- Transmission of 10.66 Pb/s with a spectral efficiency of 1158.7 bit/s/Hz over a 38-core 3-mode fiber
- A low-DMD, high core-count few-mode fiber, adoption of 256- and 64-QAM modulation
- Drastic increase of data-rate per fiber for intra- and inter data-center communication
The National Institute of Information and Communications Technology (NICT, President: TOKUDA Hideyuki, Ph.D.), Sumitomo Electric Industries, Ltd. (Sumitomo Electric, President: INOUE Osamu) and Optoquest Co., Ltd. (Optoquest, President: HIGASHI Noboru) succeeded in experimental transmission at 10.66 peta-bit per second, achieving a spectral efficiency of 1158.7 bits per second/Hz. This result exceeded the previous record of 10.16 peta-bit per second.
In this experiment, we develop an optical fiber that supports the transmission of three transverse modes in 38 cores with reduced relative propagation delays between modes, and demonstrated its suitability for high spectral efficiency modulation, namely 256- and 64-quadrature amplitude modulation (QAM). The achieved data rate per fiber increased by a factor of more than 100 over existing commercial transmission systems, demonstrating a potential to significantly reduce the number of fibers required for data transmission over short distances, such as intra- and inter data-center traffic. This result will be presented at the Optical Fiber Communication Conference (OFC 2020) to be held on March 8-12, 2020, in San Diego.
In 2008, NICT established a study group on Extremely Advanced Optical Transmission Technologies to enhance collaboration between industry, universities and the government, engaging in pioneering research and development. The research by the collaborative group is at a high level in fierce global competition, exemplified by a past data-rate demonstration record of 10.16 peta-bit per second in a 19-core 6-mode fiber. To achieve larger capacities, a fiber with a larger number of cores or modes is required.
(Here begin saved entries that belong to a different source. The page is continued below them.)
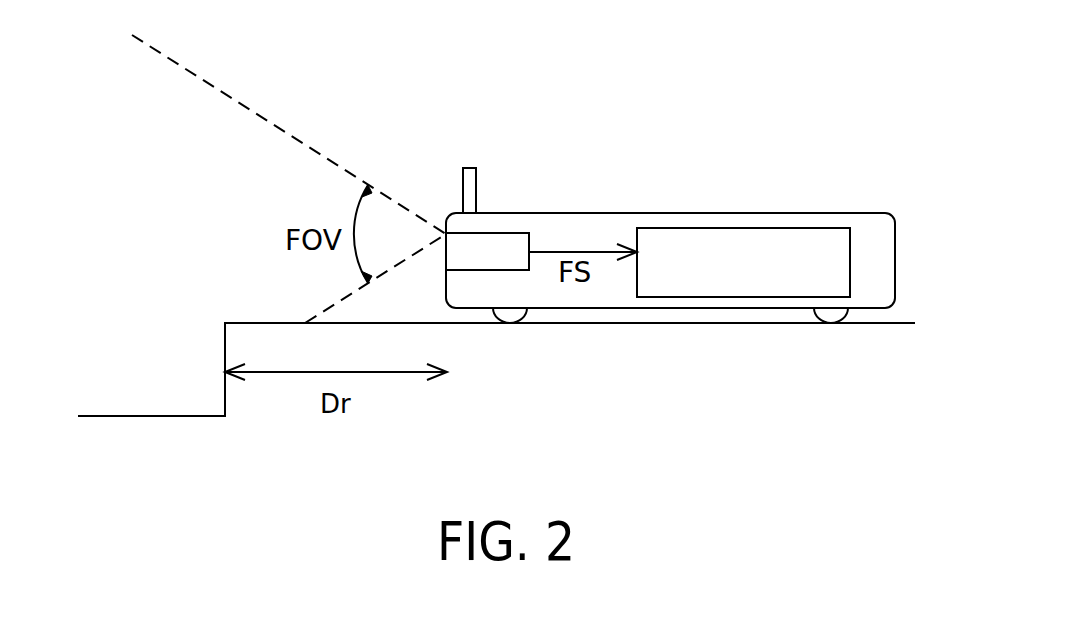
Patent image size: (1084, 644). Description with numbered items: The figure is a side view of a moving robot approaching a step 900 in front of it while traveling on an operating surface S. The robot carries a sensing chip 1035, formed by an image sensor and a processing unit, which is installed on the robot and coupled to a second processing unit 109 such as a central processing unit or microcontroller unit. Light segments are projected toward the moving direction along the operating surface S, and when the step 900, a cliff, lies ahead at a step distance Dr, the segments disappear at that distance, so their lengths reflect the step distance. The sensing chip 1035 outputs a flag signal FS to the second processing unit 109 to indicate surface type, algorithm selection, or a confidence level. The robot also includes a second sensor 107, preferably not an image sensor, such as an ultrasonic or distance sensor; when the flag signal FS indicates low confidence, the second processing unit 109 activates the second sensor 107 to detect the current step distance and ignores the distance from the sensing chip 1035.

The second sensor 107 is at (468, 168).
The sensing chip 1035 is at (508, 233).
The second processing unit 109 is at (727, 228).
The step 900 is at (225, 378).
The operating surface S is at (905, 323).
However, there are several technical challenges in increasing them, such as the mechanical reliability of fibers or the complexity of signal processing.
For this transmission experiment, Sumitomo Electric developed a 38-core 3-mode fiber, Optoquest developed a 38-core multiplexer, and NICT performed a transmission experiment of 10.66 peta-bit per second over 13 km distance.
When transmitting different data-streams over different transverse modes in each core, the signals typically experience strong mixing and require digital signal processing (DSP) to separate the signals at the receiver. To reduce the complexity of the DSP, it is important to reduce the propagation delay differences between the modes (DMD: Differential Mode Delay). For this experiment, we fabricated a 38-core 3-mode fiber with reduced propagation delays between modes in each core for simplifying DSP and achieved a delay difference of 0.6-3.0 nanoseconds. Furthermore, loss variation between different modes (MDL: Mode-Dependent Loss), can impair signal quality and reduce achievable data-rate. In the experiment, both the optical fiber and the core- and mode-multiplexers were optimized for a reduced MDL of 5-8.5 dB for most of the fiber cores. Depending on the MDL and DMD in each core, highly spectrally efficient modulation formats of 256- and 64-QAM were selected for transmission leading to data-rates between 279 tera-bit per second and 298 tera-bit per second in each of the 38 cores.
Due to the transmission of a total of 114 spatial channels (38 cores x 3 modes), we increased the transmission capacity by a factor of more than 100 compared to the current standard transmission systems and hence these results demonstrate a potential to significantly reduce the number of fibers required in short-range, ultra-high-capacity systems, such as those for intra- and inter data-center connections.
NICT will continue to promote the effort for early social implementation of the technologies, and the cutting-edge/innovative research and development toward the realization of the ultimate performance of the multi-core/multi-mode optical fiber transmission systems.